Anatomy of a Photo: Cornering on Cobbles
A lot of things taken for granted in Cycling go swiftly out the window when cobblestones are introduced to bicycle and rider. The notion that your wheels should both be pointed in the same direction at any given moment, for instance, or that that they should in some way be in alignment with the direction of travel of the rider/bicycle unit, such as it is. Not true, in fact. As it turns out, wheels can move wildly in any maner of directions and not greatly impact forward motion. Another misconception is this notion that one needs to have their handlebars reliably in hand while whisking through a corner or that the direction the handlebars are pointing should be in the direction of travel. Also untrue.

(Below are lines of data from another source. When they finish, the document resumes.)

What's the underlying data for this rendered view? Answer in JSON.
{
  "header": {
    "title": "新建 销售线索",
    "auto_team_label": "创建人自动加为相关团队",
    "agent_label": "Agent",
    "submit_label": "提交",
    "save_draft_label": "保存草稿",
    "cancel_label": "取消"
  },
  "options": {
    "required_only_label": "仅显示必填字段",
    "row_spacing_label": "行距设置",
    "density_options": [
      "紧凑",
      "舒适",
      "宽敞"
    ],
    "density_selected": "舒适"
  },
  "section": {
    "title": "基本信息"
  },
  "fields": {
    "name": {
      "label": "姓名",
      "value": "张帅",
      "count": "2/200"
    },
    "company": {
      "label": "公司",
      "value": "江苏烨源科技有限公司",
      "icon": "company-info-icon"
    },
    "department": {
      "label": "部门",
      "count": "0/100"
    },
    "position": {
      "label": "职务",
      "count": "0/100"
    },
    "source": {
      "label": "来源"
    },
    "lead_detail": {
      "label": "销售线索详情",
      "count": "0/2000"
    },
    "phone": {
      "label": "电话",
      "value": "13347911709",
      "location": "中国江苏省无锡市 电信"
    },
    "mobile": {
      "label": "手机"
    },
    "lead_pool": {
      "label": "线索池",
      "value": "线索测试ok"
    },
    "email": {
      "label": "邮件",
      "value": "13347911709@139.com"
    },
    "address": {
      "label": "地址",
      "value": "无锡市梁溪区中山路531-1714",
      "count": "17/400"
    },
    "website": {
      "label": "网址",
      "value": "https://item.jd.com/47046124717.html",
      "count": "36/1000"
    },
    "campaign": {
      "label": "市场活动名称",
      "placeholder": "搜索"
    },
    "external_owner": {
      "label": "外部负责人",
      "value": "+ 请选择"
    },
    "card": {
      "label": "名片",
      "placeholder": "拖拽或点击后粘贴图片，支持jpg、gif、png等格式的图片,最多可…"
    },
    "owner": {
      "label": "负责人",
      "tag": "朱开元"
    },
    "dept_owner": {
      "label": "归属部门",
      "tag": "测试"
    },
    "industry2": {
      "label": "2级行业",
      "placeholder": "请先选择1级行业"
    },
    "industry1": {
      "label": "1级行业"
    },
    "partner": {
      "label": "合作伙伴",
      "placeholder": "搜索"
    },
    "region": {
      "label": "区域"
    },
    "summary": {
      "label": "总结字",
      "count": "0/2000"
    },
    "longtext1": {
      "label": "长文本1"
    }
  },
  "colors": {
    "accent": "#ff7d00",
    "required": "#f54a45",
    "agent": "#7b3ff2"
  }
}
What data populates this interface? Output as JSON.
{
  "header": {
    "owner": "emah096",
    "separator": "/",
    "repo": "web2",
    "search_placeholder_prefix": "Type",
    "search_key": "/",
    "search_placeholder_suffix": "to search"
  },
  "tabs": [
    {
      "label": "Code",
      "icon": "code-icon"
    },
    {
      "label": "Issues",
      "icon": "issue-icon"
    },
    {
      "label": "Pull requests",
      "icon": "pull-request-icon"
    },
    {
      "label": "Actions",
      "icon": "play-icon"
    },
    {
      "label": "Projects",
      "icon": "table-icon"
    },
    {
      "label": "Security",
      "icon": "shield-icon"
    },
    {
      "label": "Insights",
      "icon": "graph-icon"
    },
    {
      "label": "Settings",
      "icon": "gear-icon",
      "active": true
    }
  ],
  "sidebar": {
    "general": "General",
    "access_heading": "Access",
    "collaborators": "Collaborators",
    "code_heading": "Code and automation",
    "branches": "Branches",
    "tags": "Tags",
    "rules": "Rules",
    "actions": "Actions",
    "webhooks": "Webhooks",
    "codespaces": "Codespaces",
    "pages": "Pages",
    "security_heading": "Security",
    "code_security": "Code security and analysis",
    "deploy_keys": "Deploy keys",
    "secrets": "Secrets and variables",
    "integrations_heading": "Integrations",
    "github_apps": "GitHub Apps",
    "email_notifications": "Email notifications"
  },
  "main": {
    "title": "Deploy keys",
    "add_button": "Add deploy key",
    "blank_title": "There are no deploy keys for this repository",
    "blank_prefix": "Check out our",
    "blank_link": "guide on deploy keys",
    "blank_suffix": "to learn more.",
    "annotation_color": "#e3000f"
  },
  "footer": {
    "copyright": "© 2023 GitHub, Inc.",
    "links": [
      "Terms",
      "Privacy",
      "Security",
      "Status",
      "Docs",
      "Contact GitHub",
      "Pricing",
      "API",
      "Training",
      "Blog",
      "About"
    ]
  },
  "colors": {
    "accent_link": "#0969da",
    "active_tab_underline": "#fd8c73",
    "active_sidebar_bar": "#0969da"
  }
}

Riding cobbles is a matter of going full gas over the secteurs, no holds barred. The faster you go, the more your bike cascades over the tops of the stones; as the bike flails along, the rider links together recovery after recovery to stave off the imminent crash caused by any of the above conditions going catawampus. Riding the pavé is basically like a toddler learning to walk: always one step away from a face-plant.
For me, though, the biggest challenge is recuperation during those intense efforts. Over the years, I have gotten good at faking it and stealing a few deep breaths during short windows of opportunity, like when the pressure comes off the pedals briefly when cornering. On the cobbles, however, this matter is complicated somewhat by the bouncing wheels, jackhammering of the bars and saddle, and the certainty of an imminent crash.
Which leads me to conclude that while endurance, strength, and interval training will all form critical elements of my training for Keepers Tour 2013, I’m going to also make a point of learning how to take recovery breaths with a tightly clenched bunghole as I try to keep from shitting myself. That’s going to be a differentiator for sure.